Later in the documentary, Fiennes' co-star Gerard Butler - whose association with a Shakespeare adaptation is almost as unlikely as Will Young's - tries to steal the Leave Right Now singer's thunder by recounting an unbelievably shit practical joke that he got someone else to play on a fellow actor, but we're not fooled. This isn't your party Butler, this is Will Young's party. Perhaps inspired by the bearded Scottish man's tomfoolery, Will later tries to get each interviewee to say something nasty about Ralph Fiennes, but to no avail. Eventually Production Designer Ricky Eyres ("aka Rick", Will says, doing finger-quotes around 'Rick' as if it's the maddest variant of 'Ricky' he's ever come across) capitulates, unconvincingly describing Fiennes as "murder", and Will's pleasure at pulling off this mischief is palpable.

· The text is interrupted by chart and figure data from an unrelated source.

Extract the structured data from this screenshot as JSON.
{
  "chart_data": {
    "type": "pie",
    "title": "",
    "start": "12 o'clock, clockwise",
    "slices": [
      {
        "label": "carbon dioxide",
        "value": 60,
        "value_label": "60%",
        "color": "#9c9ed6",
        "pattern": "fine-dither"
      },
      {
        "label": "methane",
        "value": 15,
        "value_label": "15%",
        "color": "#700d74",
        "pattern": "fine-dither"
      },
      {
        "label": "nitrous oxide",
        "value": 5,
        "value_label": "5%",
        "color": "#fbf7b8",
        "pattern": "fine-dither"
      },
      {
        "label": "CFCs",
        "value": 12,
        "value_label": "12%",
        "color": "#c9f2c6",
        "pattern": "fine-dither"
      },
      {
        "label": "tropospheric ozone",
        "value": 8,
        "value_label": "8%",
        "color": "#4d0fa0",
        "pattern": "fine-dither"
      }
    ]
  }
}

Another trivia nugget that goes unmentioned is that Will had a cameo in the film which was cut for reasons which may or may not be quite obvious. Referring to himself in the third person in another interview I had to find myself, Will says: "There were all these acting greats, and then Will Young pops up to say a few lines. It just didn't work." Is he being too hard on himself? Difficult to say, but bear Will Young's assessment of Will Young in mind as you watch the clip below, which is my absolute favourite moment in the documentary: an utterly astonishing vignette, which is neither introduced nor explained. It is simply allowed to exist in the middle of a documentary about Ralph Fiennes' brutal, brooding adaptation of William Shakespeare's politically-charged play Coriolanus.

I urge you to watch that as many times as possible to truly appreciate it to its fullest.

There's plenty more to enjoy in Behind The Scenes Of Coriolanus With Will Young, but I've given enough away for free as it is. As far as I can tell you can't stream it, so you're just going to have to invest in an actual hard copy of the film if you want to bask in its oddness. It might be a complete and total mismatch of presenter and subject matter, but I have nothing but respect for Will Young for financing a perfectly good movie, making a short film about it and - perhaps above all - resisting the urge to lean into camera and, with a cheeky grin, chuckle about the film's title containing the word "anus".